Lindemuth sees no problem in the state settling for a 100-foot-wide federal easement across the Klutina land, but giving up overnight parking along the road, general public use of the right-of-way for camping or berry picking, and limiting public trailered-boat launching along the route to two launch sites within the existing right-of-way.
“Camping and overnight parking opportunities (would be) provided by Ahtna for a reasonable fee outside of the Klutina Lake Road right-of-way,” she argues, although no one has defined reasonable.
Previous state attorneys general, Ahtna said in July press release, claimed “an obscure 1866 law called Revised Statute (R.S.) 2477, which was repealed in 1976, entitled the state to a property interest in the road. The state asserted that some use in the early Twentieth Century and some more in the 1960s gave the public greater rights on Ahtna’s land than over 11,000 years of use and occupancy by the Ahtna Athabascan people.”
Others see those same facts in a distinctly different light. The issue isn’t greater use or lesser use over time, but public use now by everyone. Arno agrees on the likelihood of Ahtna use prior to recorded history, but has an entirely different interpretation of what that uses means.
“Did those folks stop to rest? Did they camp, gather firewood, eat berries, harvest a grouse?” he asked in an email. “If so, that’s part of the historical use of R.S. 2477. (Ahnta) was making the point that the trail was Ahtna’s first. Well, so what? Didn’t ANCSA extinguish any right to prior aboriginal uses?

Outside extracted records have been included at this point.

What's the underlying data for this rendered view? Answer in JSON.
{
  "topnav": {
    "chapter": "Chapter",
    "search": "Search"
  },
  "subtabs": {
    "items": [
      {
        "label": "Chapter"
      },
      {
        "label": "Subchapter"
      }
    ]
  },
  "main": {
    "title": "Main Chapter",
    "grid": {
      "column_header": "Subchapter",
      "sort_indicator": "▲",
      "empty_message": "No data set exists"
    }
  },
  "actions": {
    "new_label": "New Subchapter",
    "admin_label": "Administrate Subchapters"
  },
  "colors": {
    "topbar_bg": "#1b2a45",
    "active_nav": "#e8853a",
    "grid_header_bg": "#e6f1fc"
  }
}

“If not, tell us now. If you cannot pick berries, wild plants or gather firewood (in the negotiated road right-of-way), why not say that in the settlement? Why not say that public can no longer trap marten or shoot grouse. It’s disingenuous for the settlement to have left that part out” of the public disclosure of what the settlement means.
“There is shortage of the deception from the (Walker) administration and their departments regarding their perception of what the settlement actually says and does.”
Given that the Klutina Road is but one of dozens of R.S. 2477 routes crossing Native lands in Alaska, some have argued the state has an obligation to take the issue to court and get a legal ruling that defines the parameters on R.S. 2477 once and for all.
The Klutina settlement sets no legal precedent, but it clearly establishes a political precedent.
If Ahtna can successfully negotiate terms establishing limits on the use of historic road corridors, why wouldn’t every other Native corporation try to do the same?
Tina Cunning, the retired co-chair of the state’s public access team, said that’s the big problem with the settlement. She doesn’t like what is happening and points the finger at Gov. Bill Walker as the responsible party.
“All of the knowledgeable staff in the Department of Natural Resources, Department of Transportation and Departments of Fish and Game, and Law were removed from the case when (Lindemuth) was appointed and have been kept out of it,” she said. “Obviously, it was a political decision to settle with Ahtna for less uses than court has granted right-of-ways elsewhere.”
CORRECTION: This story was corrected on Aug. 26, 2017 to reflect the two boat launches which remain available for public use.